Stöhnend richtete sich Robert Tillmann auf und stieg gähnend aus dem warmen Bett. Katharina bewunderte ihren Lebensgefährten für die Tat.
Mit beiden Händen hielt er sich die Ohren zu und ging Richtung Schlafzimmertür. Er war noch immer ganz verschlafen. Plötzlich blieb er stehen. Der Fußboden schien ihn magisch anzuziehen. Taumelnd hielt er sich am Schrank fest, um sein Gleichgewicht wiederzufinden. Dann machte er einen weiteren Schritt vorwärts, obwohl er von dem reichlichen Alkoholkonsum des Vorabends noch ganz benebelt war.

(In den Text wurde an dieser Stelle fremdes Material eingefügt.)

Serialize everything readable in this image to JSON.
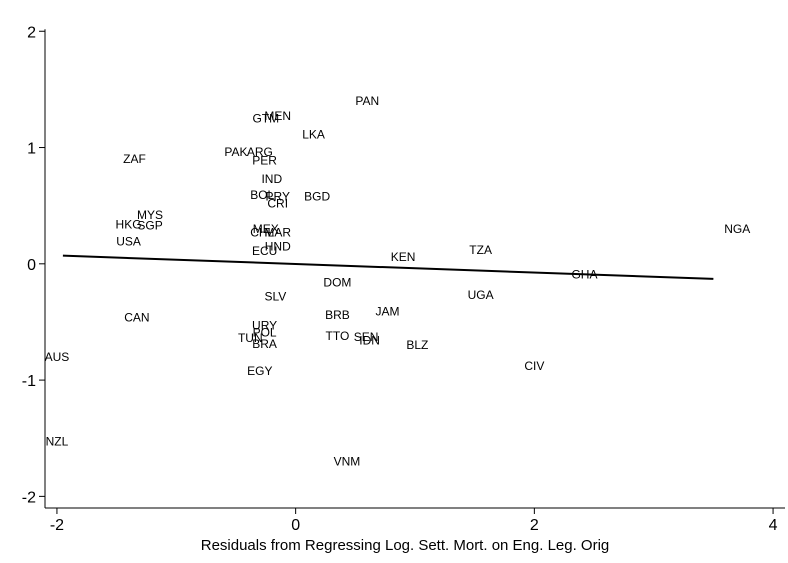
{
  "chart_data": {
    "type": "scatter",
    "title": "",
    "xlabel": "Residuals from Regressing Log. Sett. Mort. on Eng. Leg. Orig",
    "ylabel": "",
    "xlim": [
      -2.1,
      4.1
    ],
    "ylim": [
      -2.1,
      2.2
    ],
    "xticks": [
      -2,
      0,
      2,
      4
    ],
    "yticks": [
      2,
      1,
      0,
      -1,
      -2
    ],
    "grid": false,
    "legend": "none",
    "marker": "country-code-text",
    "points": [
      {
        "label": "PAN",
        "x": 0.6,
        "y": 1.4
      },
      {
        "label": "MEN",
        "x": -0.15,
        "y": 1.27
      },
      {
        "label": "GTM",
        "x": -0.25,
        "y": 1.25
      },
      {
        "label": "LKA",
        "x": 0.15,
        "y": 1.11
      },
      {
        "label": "ZAF",
        "x": -1.35,
        "y": 0.9
      },
      {
        "label": "PAK",
        "x": -0.5,
        "y": 0.96
      },
      {
        "label": "ARG",
        "x": -0.3,
        "y": 0.96
      },
      {
        "label": "PER",
        "x": -0.26,
        "y": 0.89
      },
      {
        "label": "IND",
        "x": -0.2,
        "y": 0.73
      },
      {
        "label": "BOL",
        "x": -0.28,
        "y": 0.59
      },
      {
        "label": "PRY",
        "x": -0.15,
        "y": 0.58
      },
      {
        "label": "CRI",
        "x": -0.15,
        "y": 0.52
      },
      {
        "label": "BGD",
        "x": 0.18,
        "y": 0.58
      },
      {
        "label": "MYS",
        "x": -1.22,
        "y": 0.42
      },
      {
        "label": "HKG",
        "x": -1.4,
        "y": 0.34
      },
      {
        "label": "SGP",
        "x": -1.22,
        "y": 0.33
      },
      {
        "label": "USA",
        "x": -1.4,
        "y": 0.19
      },
      {
        "label": "MEX",
        "x": -0.25,
        "y": 0.3
      },
      {
        "label": "CHL",
        "x": -0.28,
        "y": 0.27
      },
      {
        "label": "MAR",
        "x": -0.15,
        "y": 0.27
      },
      {
        "label": "HND",
        "x": -0.15,
        "y": 0.15
      },
      {
        "label": "ECU",
        "x": -0.26,
        "y": 0.11
      },
      {
        "label": "NGA",
        "x": 3.7,
        "y": 0.3
      },
      {
        "label": "TZA",
        "x": 1.55,
        "y": 0.12
      },
      {
        "label": "KEN",
        "x": 0.9,
        "y": 0.06
      },
      {
        "label": "GHA",
        "x": 2.42,
        "y": -0.09
      },
      {
        "label": "DOM",
        "x": 0.35,
        "y": -0.16
      },
      {
        "label": "SLV",
        "x": -0.17,
        "y": -0.28
      },
      {
        "label": "UGA",
        "x": 1.55,
        "y": -0.27
      },
      {
        "label": "CAN",
        "x": -1.33,
        "y": -0.46
      },
      {
        "label": "JAM",
        "x": 0.77,
        "y": -0.41
      },
      {
        "label": "BRB",
        "x": 0.35,
        "y": -0.44
      },
      {
        "label": "URY",
        "x": -0.26,
        "y": -0.53
      },
      {
        "label": "POL",
        "x": -0.26,
        "y": -0.59
      },
      {
        "label": "TUN",
        "x": -0.38,
        "y": -0.64
      },
      {
        "label": "BRA",
        "x": -0.26,
        "y": -0.69
      },
      {
        "label": "TTO",
        "x": 0.35,
        "y": -0.62
      },
      {
        "label": "SEN",
        "x": 0.59,
        "y": -0.63
      },
      {
        "label": "IDN",
        "x": 0.62,
        "y": -0.66
      },
      {
        "label": "BLZ",
        "x": 1.02,
        "y": -0.7
      },
      {
        "label": "AUS",
        "x": -2.0,
        "y": -0.8
      },
      {
        "label": "EGY",
        "x": -0.3,
        "y": -0.92
      },
      {
        "label": "CIV",
        "x": 2.0,
        "y": -0.88
      },
      {
        "label": "NZL",
        "x": -2.0,
        "y": -1.53
      },
      {
        "label": "VNM",
        "x": 0.43,
        "y": -1.7
      }
    ],
    "fit_line": {
      "x": [
        -1.95,
        3.5
      ],
      "y": [
        0.07,
        -0.13
      ]
    }
  }
}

Katharina richtete sich im Bett auf, stopfte sich das Kopfkissen in den Nacken und verfolgte interessiert Roberts verzweifelte Anstrengungen. Als er schon über die Hälfte des endlos scheinenden Weges zurückgelegt hatte, kapitulierte er. In höchster Eile drehte er sich um und rannte auf das rettende Bett zu. Wie ein Mehlsack plumpste er hinein.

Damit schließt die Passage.